Исправник съежился и внезапно побледнел.
— Потише, потише, вы… — чуть слышно и не глядя на Иволгина, пробормотал он. — Неси, ребята…
Было долгое, томительное молчание и неподвижность. Гроб тихо качался на паперти.
— Ребята, — бледнея все больше и больше, закричал исправник тонким, напряженным голосом, — знаете вы, что делаете?.. За это отвечать надо! Пропусти… Следствие выяснило виновника… суд рассудит, а вы отвечать будете…
— Судить… рассудит… Следствие! Го-го-го! — как будто весело и голосисто закричали в толпе. — Ловкачи!.. Нет, брат, ходи мимо!.. Го!..
— Пропустить! — вдруг теряясь, чересчур громко и неровно крикнул исправник. — Это еще что тут?..
— А то! — крикнул Иволгин, опять прорываясь к нему. — Вы думаете, на вас суда нет?.. Так врешь, подлец!.. Вот тебе суд!
Исправник молча исподлобья оглянулся кругом и ступил ногой назад.

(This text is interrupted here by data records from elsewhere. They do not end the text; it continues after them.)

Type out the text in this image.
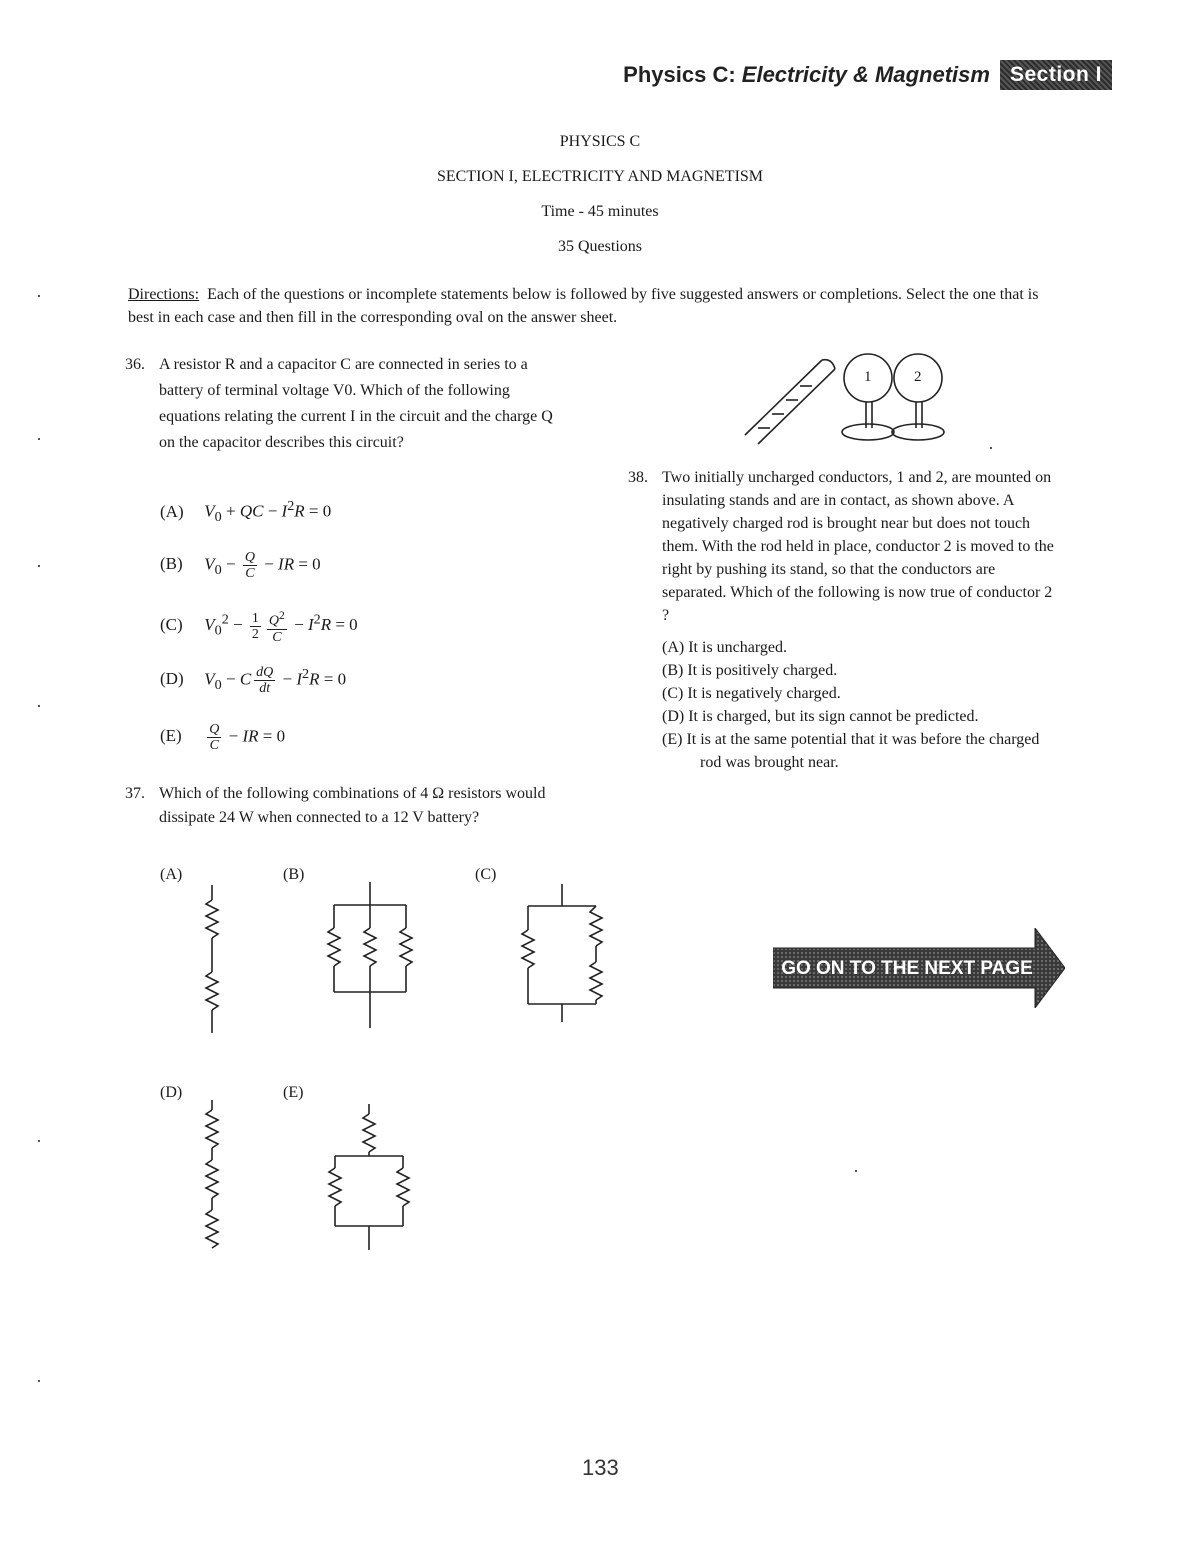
Physics C: Electricity & Magnetism Section I
PHYSICS C
SECTION I, ELECTRICITY AND MAGNETISM
Time - 45 minutes
35 Questions
Directions: Each of the questions or incomplete statements below is followed by five suggested answers or completions. Select the one that is best in each case and then fill in the corresponding oval on the answer sheet.
36. A resistor R and a capacitor C are connected in series to a battery of terminal voltage V0. Which of the following equations relating the current I in the circuit and the charge Q on the capacitor describes this circuit?
(A) $V_0$ + QC − $I^2R = 0$
(B) $V_0 - \frac{Q}{C}$ − IR = 0
(C) $V_0^2 - \frac{1}{2} \frac{Q^2}{C} - I^2R = 0$
(D) $V_0 - C \frac{dQ}{dt} - I^2R = 0$
$(E) \frac{Q}{C}$ − IR = 0
37. Which of the following combinations of 4 Ω resistors would dissipate 24 W when connected to a 12 V battery?
(A)	(B)	(C)
(D)	(E)
1	2
38. Two initially uncharged conductors, 1 and 2, are mounted on insulating stands and are in contact, as shown above. A negatively charged rod is brought near but does not touch them. With the rod held in place, conductor 2 is moved to the right by pushing its stand, so that the conductors are separated. Which of the following is now true of conductor 2 ?
(A) It is uncharged.
(B) It is positively charged.
(C) It is negatively charged.
(D) It is charged, but its sign cannot be predicted.
(E) It is at the same potential that it was before the charged rod was brought near.
GO ON TO THE NEXT PAGE
133
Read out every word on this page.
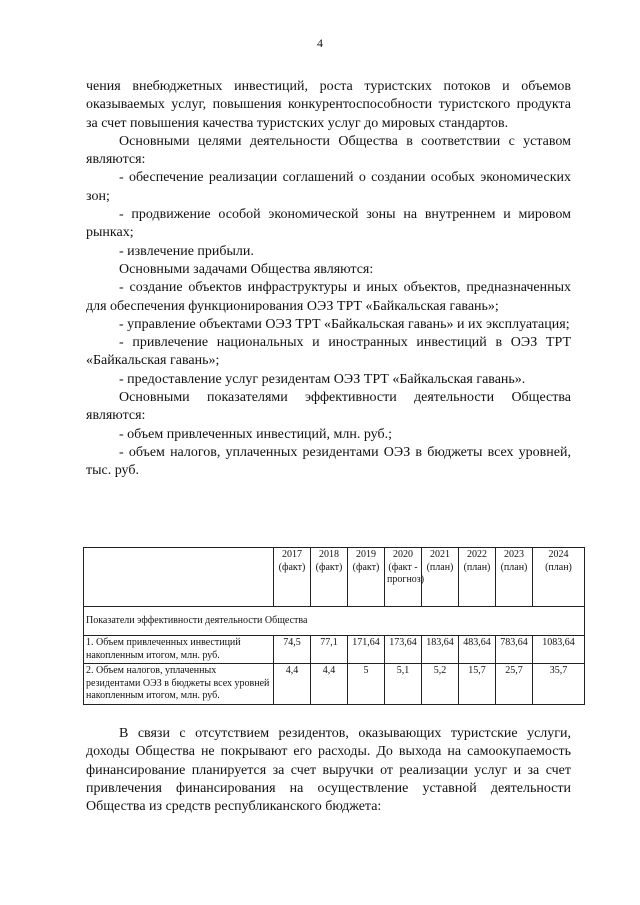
4

чения внебюджетных инвестиций, роста туристских потоков и объемов оказываемых услуг, повышения конкурентоспособности туристского продукта за счет повышения качества туристских услуг до мировых стандартов.

Основными целями деятельности Общества в соответствии с уставом являются:

- обеспечение реализации соглашений о создании особых экономических зон;

- продвижение особой экономической зоны на внутреннем и мировом рынках;

- извлечение прибыли.

Основными задачами Общества являются:

- создание объектов инфраструктуры и иных объектов, предназначенных для обеспечения функционирования ОЭЗ ТРТ «Байкальская гавань»;

- управление объектами ОЭЗ ТРТ «Байкальская гавань» и их эксплуатация;

- привлечение национальных и иностранных инвестиций в ОЭЗ ТРТ «Байкальская гавань»;

- предоставление услуг резидентам ОЭЗ ТРТ «Байкальская гавань».

Основными показателями эффективности деятельности Общества являются:

- объем привлеченных инвестиций, млн. руб.;

- объем налогов, уплаченных резидентами ОЭЗ в бюджеты всех уровней, тыс. руб.

	2017 (факт)	2018 (факт)	2019 (факт)	2020 (факт - прогноз)	2021 (план)	2022 (план)	2023 (план)	2024 (план)
Показатели эффективности деятельности Общества								
1. Объем привлеченных инвестиций накопленным итогом, млн. руб.	74,5	77,1	171,64	173,64	183,64	483,64	783,64	1083,64
2. Объем налогов, уплаченных резидентами ОЭЗ в бюджеты всех уровней накопленным итогом, млн. руб.	4,4	4,4	5	5,1	5,2	15,7	25,7	35,7

В связи с отсутствием резидентов, оказывающих туристские услуги, доходы Общества не покрывают его расходы. До выхода на самоокупаемость финансирование планируется за счет выручки от реализации услуг и за счет привлечения финансирования на осуществление уставной деятельности Общества из средств республиканского бюджета:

И вся толпа, как завороженная, двинулась за ним.
— Ипполит Ипполитович, — растерянно проговорил исправник.
Высокий, серый становой уверенно шагнул мимо него к Иволгину, и на его стальном лице было твердое, холодное, как будто чего-то еще не понимающее выражение.
Как раз в ту минуту, когда становой и урядник схватили Иволгина, высокий и худой мастеровой с длинным и бесцветным лицом вдруг изменился в лице и, бешено опустив зрачки, ударил корявым и грузным кулаком прямо в лицо становому.
— Убивец!!. — простонал он.
Брызнула кровь, и что-то болезненно и противно хрястнуло. Становой качнулся, но на ногах устоял. Его твердое лицо стало безобразным, но не выразило ни ужаса, ни боли, а одно безумное, удивленное, какое-то звериное бешенство. Он коротко и хрипло заревел и, изогнувшись, как кошка, бросился на мастерового.
С минуту они простояли обнявшись, потом закачались и разом рухнули вниз, гремя и звеня по ступенькам паперти.
И тут все мучительно охнуло и завертелось. Страшный, бледный призрак разгрома встал над толпой, и его бледный ужас отразился на замелькавших в дикой свалке лицах.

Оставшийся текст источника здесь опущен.